We’ve trained a YOLOv11_obb model and we want to perfom a batched inference for speeding up.
We have pytorch dataloader with batch_size, and feed our model with batches of images. And we figured out that increasing batch_size doesn’t speed up the overall inference process! Can someone explain that to me? It seems counter-intuitive.
Also, there are timings in ms in the output, and if we sum them up, they simply don’t add up. Like it takes 4 seconds to infer 80 images, but if we add all the numbers it would be like 0.5 seconds. Where are the others?
Whatever, it takes the same 5 seconds whenever I take batch_size of 32 or 1, if it would be 4 times faster, I would have noticed. Anyway, I tried several experiments and it looks that I have some bottlenecks in my I/O or server hardware.
If you’re including the whole for loop for measurement, then that’s likely. But then, that was also the incorrect way to determine whether the issue was with batch inference specifically or not, because only the predict() is performing the batch inference, so that’s what you should have been measuring. And since you already mentioned Ultralytics latency logs show a lower latency, then it’s even more likely that the issue isn’t with Ultralytics. This is why I wanted to see how you actually measured the actual time (in code).
I measured model.predict() as well, and also model.model() - I get the same performance every time. I switched NMS off, and it makes no difference in time.
When I measured model.model() on one batch of size 1, it takes X ms, on batch 8 - X * 8 and so on. Time taken increases linearly.
The inference time shouldn’t change a lot once warmed up, when using batches, but as your results show:
the time required to process one image is approximately the same as 16 images. This is an increase of throughput, meaning in the same time you can process multiple images as you would for a single image. The inference time might not change much for the full inference process, but in the end you have 16 images with detections instead of only 1 in (roughly) the same timespan. You can see the same behavior in the results @Toxite shared as well.
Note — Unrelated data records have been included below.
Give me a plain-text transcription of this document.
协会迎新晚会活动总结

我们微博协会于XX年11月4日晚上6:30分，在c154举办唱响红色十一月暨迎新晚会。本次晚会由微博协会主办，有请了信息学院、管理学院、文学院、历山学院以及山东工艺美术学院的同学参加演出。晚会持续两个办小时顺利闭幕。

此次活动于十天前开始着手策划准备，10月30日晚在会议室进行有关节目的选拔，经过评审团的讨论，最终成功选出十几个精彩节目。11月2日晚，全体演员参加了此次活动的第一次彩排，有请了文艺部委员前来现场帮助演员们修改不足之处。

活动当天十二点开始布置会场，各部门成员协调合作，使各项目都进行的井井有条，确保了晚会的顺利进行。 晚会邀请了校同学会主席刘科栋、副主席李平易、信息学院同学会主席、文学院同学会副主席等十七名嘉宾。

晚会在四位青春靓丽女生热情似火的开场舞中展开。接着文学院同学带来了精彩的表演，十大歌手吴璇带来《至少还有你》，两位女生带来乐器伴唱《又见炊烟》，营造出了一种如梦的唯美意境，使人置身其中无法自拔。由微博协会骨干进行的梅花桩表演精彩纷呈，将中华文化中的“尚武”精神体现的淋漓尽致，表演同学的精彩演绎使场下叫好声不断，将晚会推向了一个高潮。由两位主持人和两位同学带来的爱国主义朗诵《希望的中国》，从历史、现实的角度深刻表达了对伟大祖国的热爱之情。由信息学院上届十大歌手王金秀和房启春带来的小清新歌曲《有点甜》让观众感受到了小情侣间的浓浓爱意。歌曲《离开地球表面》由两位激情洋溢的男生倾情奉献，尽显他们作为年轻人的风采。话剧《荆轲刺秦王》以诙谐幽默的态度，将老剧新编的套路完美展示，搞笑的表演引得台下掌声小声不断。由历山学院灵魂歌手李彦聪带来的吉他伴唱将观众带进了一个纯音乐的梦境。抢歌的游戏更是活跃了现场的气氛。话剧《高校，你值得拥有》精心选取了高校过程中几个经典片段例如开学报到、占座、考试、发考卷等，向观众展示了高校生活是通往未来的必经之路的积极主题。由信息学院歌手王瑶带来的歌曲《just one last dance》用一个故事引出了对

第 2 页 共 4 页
Crudely speaking, the inference time when batching can be thought of as N/t where N is the batch size and t is the inference time. For a batch size of one, that’s 1 / t for a single image and 16 / t for batch=16, so in your case:
1 image / 25 ms for batch=1
16 image / 25 ms for batch=16
That means there is a throughput of 1 / 25 = 0.04 (image/ms) for batch=1 and 16 / 25 = 0.64 (image/ms). If you can run higher batch values without adding significantly more latency for processing inference, then you’ll improve your throughput (effectively increasing inference times) but looking at a clock, it doesn’t seem like it’s faster but it will be since to process 128 images with batch=1 you need a total of 128 / 1 * t * 128 = 128 * 25 = 3200 (ms) to process all the images, but for batch=16 you only need 128 / 16 * t = 8 * 26 = 208 (ms) is needed. From your results, using batch=64 seems perfectly reasonable, and would be faster than processing one image at a time.
Hi! Thanks for the answer, my output is the time required to process 1024 images, so I don’t see the reason to use batches at all, since it’s the same time, right?
And 25, 26, 27 are seconds to process the entire input of 1024 images, not ms per batch.
Yes, this is your code exactly. Well, it’s like that. model.predict() says it’s 25 ms to process each image, but in practice it take much longer. Is there something I can do to speed it up?
Then there’s something definitely wrong with your GPU or server. Because that’s too long of a time for GPU, especially an NVIDIA A10. I ran the same code on Google Colab on an NVIDIA T4, which is slower than an NVIDIA A10, and it takes less than half the time of what it’s taking for you. And batched is twice as fast too.